Industrial action

The Fair Work Act 2009 (the Act) regulates the ability of employees and employers to take and respond to industrial action. Under the Act, protected industrial action remains available only once the nominal expiry date for an enterprise agreement has passed and where it is authorised by a secret ballot.

Fair Work Australia (FWA) may make orders to stop industrial action in specified circumstances, and it may also set out restrictions on payment to employees during periods of industrial action.

Master Builders is very experienced in helping members respond to industrial activity, and can represent members at Fair Work Australia. For more information or to discuss your options, contact Master Builders.
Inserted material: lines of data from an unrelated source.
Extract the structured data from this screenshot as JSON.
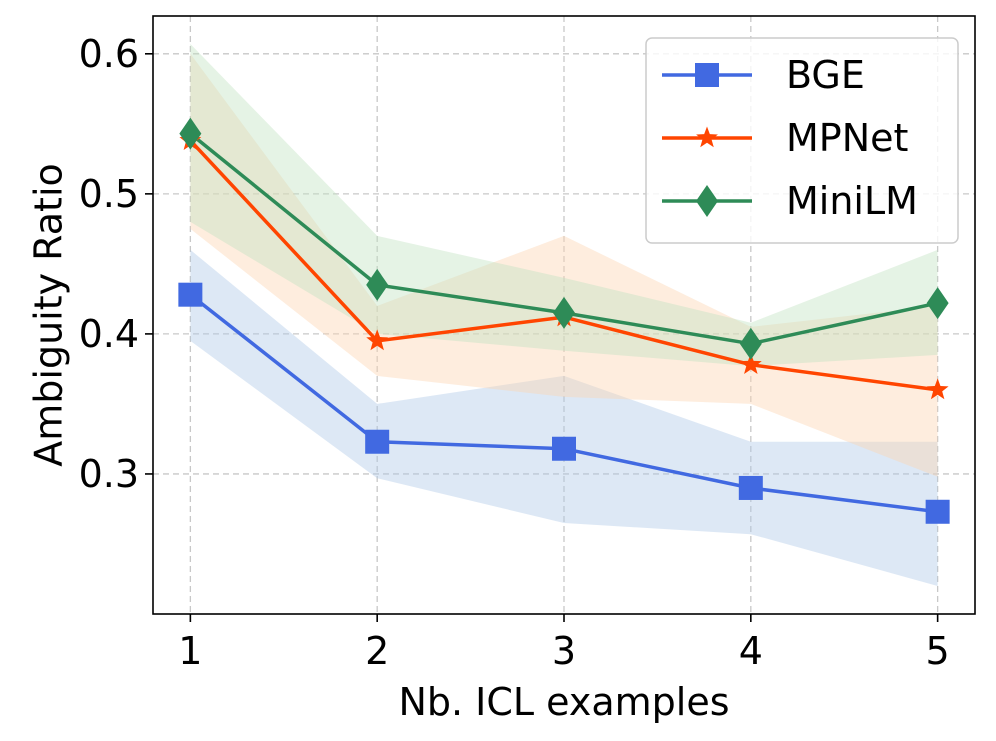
{
  "chart_data": {
    "type": "line",
    "xlabel": "Nb. ICL examples",
    "ylabel": "Ambiguity Ratio",
    "x": [
      1,
      2,
      3,
      4,
      5
    ],
    "xlim": [
      0.8,
      5.2
    ],
    "ylim": [
      0.2,
      0.627
    ],
    "xticks": [
      1,
      2,
      3,
      4,
      5
    ],
    "yticks": [
      0.3,
      0.4,
      0.5,
      0.6
    ],
    "ytick_labels": [
      "0.3",
      "0.4",
      "0.5",
      "0.6"
    ],
    "grid": true,
    "legend_position": "top-right",
    "series": [
      {
        "name": "BGE",
        "color": "#4169e1",
        "band_color": "#aec8e6",
        "marker": "square",
        "values": [
          0.428,
          0.323,
          0.318,
          0.29,
          0.273
        ],
        "lower": [
          0.395,
          0.297,
          0.265,
          0.257,
          0.22
        ],
        "upper": [
          0.46,
          0.35,
          0.37,
          0.323,
          0.323
        ]
      },
      {
        "name": "MPNet",
        "color": "#ff4500",
        "band_color": "#fdd4b0",
        "marker": "star",
        "values": [
          0.538,
          0.395,
          0.412,
          0.378,
          0.36
        ],
        "lower": [
          0.475,
          0.37,
          0.355,
          0.35,
          0.298
        ],
        "upper": [
          0.6,
          0.42,
          0.47,
          0.405,
          0.42
        ]
      },
      {
        "name": "MiniLM",
        "color": "#2e8b57",
        "band_color": "#c2e3c2",
        "marker": "diamond",
        "values": [
          0.543,
          0.435,
          0.415,
          0.393,
          0.422
        ],
        "lower": [
          0.48,
          0.4,
          0.388,
          0.377,
          0.385
        ],
        "upper": [
          0.607,
          0.47,
          0.44,
          0.408,
          0.46
        ]
      }
    ]
  }
}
What is ‘industrial action’?

Employee industrial action

‘Employee industrial action’ includes:

  • The performance of work in a way that is different from the way in which work is usually performed or adopting a practice in relation to work that results in a restriction or limitation on or delay in the performance of work
  • A ban, limitation or restriction on the performance of work or on the acceptance of work
  • A failure or refusal to attend for work or a failure or refusal to perform work by the employees who attend for work.

Employer industrial action

Employer industrial action may be in the form of a ‘lock out’ of employees. A lock out takes place if an employer prevents the employees from performing work under their contracts of employment, without terminating those contracts.

Protected industrial action

Protected industrial action means that employers, employees or their bargaining representatives may legally take industrial action during bargaining.

Certain requirements must be met by an employer, employee or their bargaining representatives for industrial action to be protected.

For example:

  • The bargaining representatives must be genuinely trying to reach agreement
  • The bargaining representatives must not have contravened any orders in relation to the industrial action or bargaining
  • The bargaining representatives must have given proper notice of the industrial action
  • The bargaining representatives must not have organised or engaged in industrial action before the nominal expiry date of the enterprise agreement
  • There must be no suspension or termination order of the industrial action or serious breach declaration in operation.

Unprotected industrial action

Industrial action that is not carried out in accordance with the Act, or that contravenes any orders made by FWA, is unprotected industrial action. Employees who take part in unlawful (i.e. unprotected) industrial action may also be exposed to liability at common law or under the Building and Construction Industry Improvement Act 2005.

Employers have various options available to them when responding to unprotected industrial action including:

  • Seek s418 FWA’s Orders Stopping Industrial Action (also known as return to work orders)
  • Notify FWA of a dispute and seek recommendations (these are not binding)
  • If a S418 order is in place or an enterprise bargaining agreement has not passed its nominal.

Seeking an s418 order

Master Builders can help you prepare and draft an s418 order, and act as your representative to FWA.

Master Builders unprotected industrial action questionnaire will help you collect the information you need from employees and contractors for evidential purposes.

Employers seeking an s418 order should:

  1. Identify the event/s that have actually occurred and why the event/s amount to unprotected industrial action.
  2. Make a decision about seeking s418 orders, and then don’t waste any time following through.
  3. Contact Master Builders, who will notify FWA that an application is pending.
  4. Ensure a person, who has seen the event/s and spoken with the relevant union/s about the industrial activity, is able to complete sworn statement and appear in the witness box.
  5. Ensure the relevant managers and witnesses are available to attend FWA in person and at short notice.

Site safety exception to industrial action

If an employee refuses to perform work because of a reasonable concern for their immediate health or safety, this will not be regarded as industrial action. However, the employee must not unreasonably fail to comply with a direction of the employer to perform other available work, whether at the usual workplace or another workplace, providing that work is safe for the employee to perform.